December 18, 2008
What does ‘online first’ mean in your newsroom?
Chris O’Brien: Jobs and practices that reflect a truly online newsroom
Chris O’Brien is business columnist for the San Jose Mercury-News and is wrapping up The Next Newsroom Project. While working on that project, Chris frequently offered insightful comments about news organizations and how their practices and attitudes must change if they want to thrive online. So I’ve asked Chris to write an occasional guest post for this blog and I’m please to offer the first one today. Here’s Chris:
Thanks to Michele for inviting me to join the discussion here. I hope some of the lessons I’ve learned, and continue to learn, at The Next Newsroom Project will be valuable to this community.
In getting started here, I wanted to pick up on a thread that Michele has been talking about lately involving the relationship between print and online in the newsrooms. I couldn’t agree more with her sentiment that it’s time to “shove the print newspaper off center stage.” While I think print will have a long future, it needs to be one of many platforms, rather than the primary one. Digital is the future, and it’s well past time for newsrooms to be thinking online first.
But here’s the next question: What does being an online first newsroom actually mean? It seems that everyone now claims their newsroom is online first. In reality, for most newsrooms that means they post their content online first. Otherwise, it’s business as usual. The newsroom, the conversations, the planning, the jobs, and the culture are all still organized around a legacy designed to create the print edition of the paper.
Being online first requires far more change. If you’re wondering whether your newsroom is online first, ask yourself how you measure up against the following criteria:
Planning and Workflow: Are the morning budget meetings and planning decisions still being driven by the need to create centerpieces and fill this section or that section? Are your critiques still driven by hanging the morning paper on the wall and discussing story placement? If these are the central conversations that are driving newsroom planning, then you’re not online first.

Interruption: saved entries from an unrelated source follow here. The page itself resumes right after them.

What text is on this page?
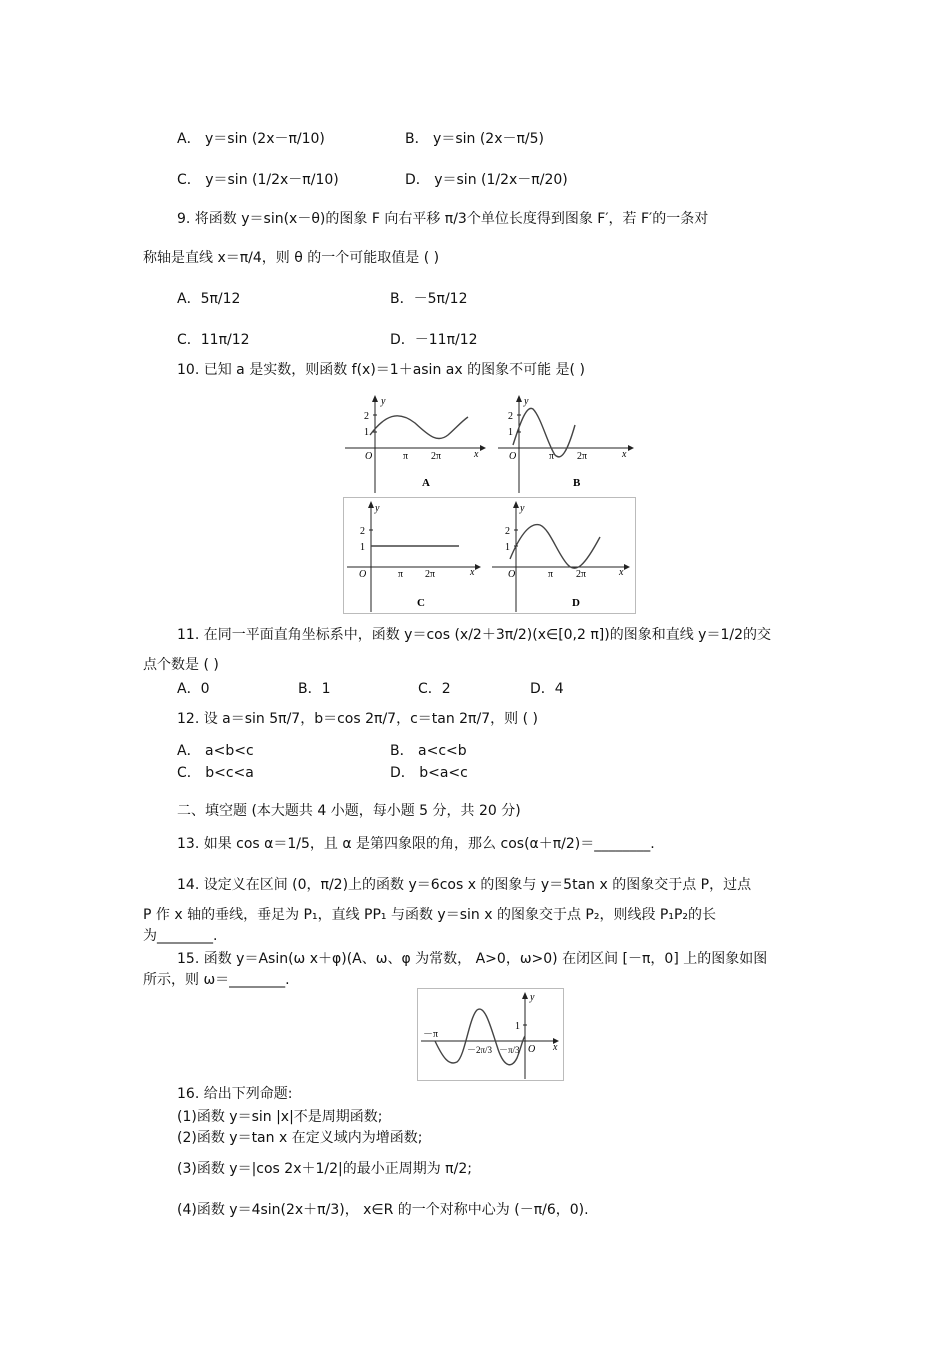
A． y＝sin (2x－π/10)	B． y＝sin (2x－π/5)
C． y＝sin (1/2x－π/10)	D． y＝sin (1/2x－π/20)
9. 将函数 y＝sin(x－θ)的图象 F 向右平移 π/3个单位长度得到图象 F′，若 F′的一条对
称轴是直线 x＝π/4，则 θ 的一个可能取值是 ( )
A．5π/12	B．－5π/12
C．11π/12	D．－11π/12
10. 已知 a 是实数，则函数 f(x)＝1＋asin ax 的图象不可能 是( )
y
2
1
O	π 2π	x
A
y
2
1
O	π 2π	x
B
y
2
1
O	π 2π	x
C
y
2
1
O	π 2π	x
D
11. 在同一平面直角坐标系中，函数 y＝cos (x/2＋3π/2)(x∈[0,2 π])的图象和直线 y＝1/2的交
点个数是 ( )
A．0	B．1	C．2	D．4
12. 设 a＝sin 5π/7，b＝cos 2π/7，c＝tan 2π/7，则 ( )
A． a<b<c	B． a<c<b
C． b<c<a	D． b<a<c
二、填空题 (本大题共 4 小题，每小题 5 分，共 20 分)
13. 如果 cos α＝1/5，且 α 是第四象限的角，那么 cos(α＋π/2)＝________.
14. 设定义在区间 (0，π/2)上的函数 y＝6cos x 的图象与 y＝5tan x 的图象交于点 P，过点
P 作 x 轴的垂线，垂足为 P₁，直线 PP₁ 与函数 y＝sin x 的图象交于点 P₂，则线段 P₁P₂的长
为________.
15. 函数 y＝Asin(ω x＋φ)(A、ω、φ 为常数， A>0，ω>0) 在闭区间 [－π，0] 上的图象如图
所示，则 ω＝________.
y
1
－π
－2π/3 －π/3 O x
16. 给出下列命题:
(1)函数 y＝sin |x|不是周期函数;
(2)函数 y＝tan x 在定义域内为增函数;
(3)函数 y＝|cos 2x＋1/2|的最小正周期为 π/2;
(4)函数 y＝4sin(2x＋π/3)， x∈R 的一个对称中心为 (－π/6，0).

Instead, the discussions about content creation should start with the subject and then explore whether to tell that with text, audio, video, or some data product. The critiques should be a continual process throughout the day of evaluating traffic, comments, and updates. There should be a team dedicated to taking all this content and turning it into a print version, but they shouldn’t be driving the process.
Deadlines: If someone asks when deadlines are, do you still say 5 p.m.? Time to turn that on its head. For most folks, their Web traffic peaks around 9 a.m. or so, when their community wanders into work, powers on their computers, and browse the news before getting on with their day. What they find on your Web site has to be more than the articles your staff filed the previous afternoon. To change that, there needs to be a big push early in the morning to get more folks in creating fresh stuff and then updating throughout the day. According this post from Shannon Bowen, an online journalist at the Wilmington Star in North Carolina, the newsroom there has adopted the mentality of an afternoon paper, requiring the bulk of the staff to be in early and file in the morning by 11 a.m. It’s a good start. But it needs to be even earlier to hit that traffic peak, which means getting more folks in even earlier.
Jobs: Are the type of jobs in the newsroom much different than they were 10 years ago? If you’re an online first newsroom, they should be. To optimize the online experience, it takes a whole different set of jobs. Get a community manager to moderate comments, solicit the best contributions from community members, and generate a lot of conversation. Get a multimedia editor who can really build the audio and video contributions from the whole staff. Get a couple of programmer journalists in the newsroom to build everything from news widgets to Flash presentations to data-rich products like this Campaign Tracker that The Washington Post created for the recent election season. These types of information products are great journalism and they fit the way people like to consume information online by allowing them to click around and discover things.
And remember that it’s not about getting folks to come to your Web site. You have to get your content out into other people’s networks. Get a network manager whose role is to promote content using social media tools like Twitter and Facebook, building relationships with bloggers, and in general thinking past the Web site and finding ways to get content into streams where the potential audience resides.
Linking: Are journalists able to create links in the stories they file? Does your content management system even allow reporters to create links? If not, it’s time to get a new content management system. And looking at this from the other end, can the audience link to your content? Are your archives free? This seems to be a harder change for many newsrooms, which in some cases have contracts with third parties to operate paid archives. Even worse, many news sites intentionally break their links every few days in order to drive folks to these paid archives. Which means that essentially they’re not letting other people link to their content.
I’ll end with this thought: In truth, we all should be thinking about moving toward multiplatform newsrooms: print, radio, online, mobile. Wherever your community is, you need to be there. And be prepared to embrace new platforms that are bound to emerge over time.
But first things first. Let’s get the transition to online right, and then go from there. These are my criteria. What are your criteria for an online newsroom? And are there any newsrooms out there that folks believe have really, truly become online first?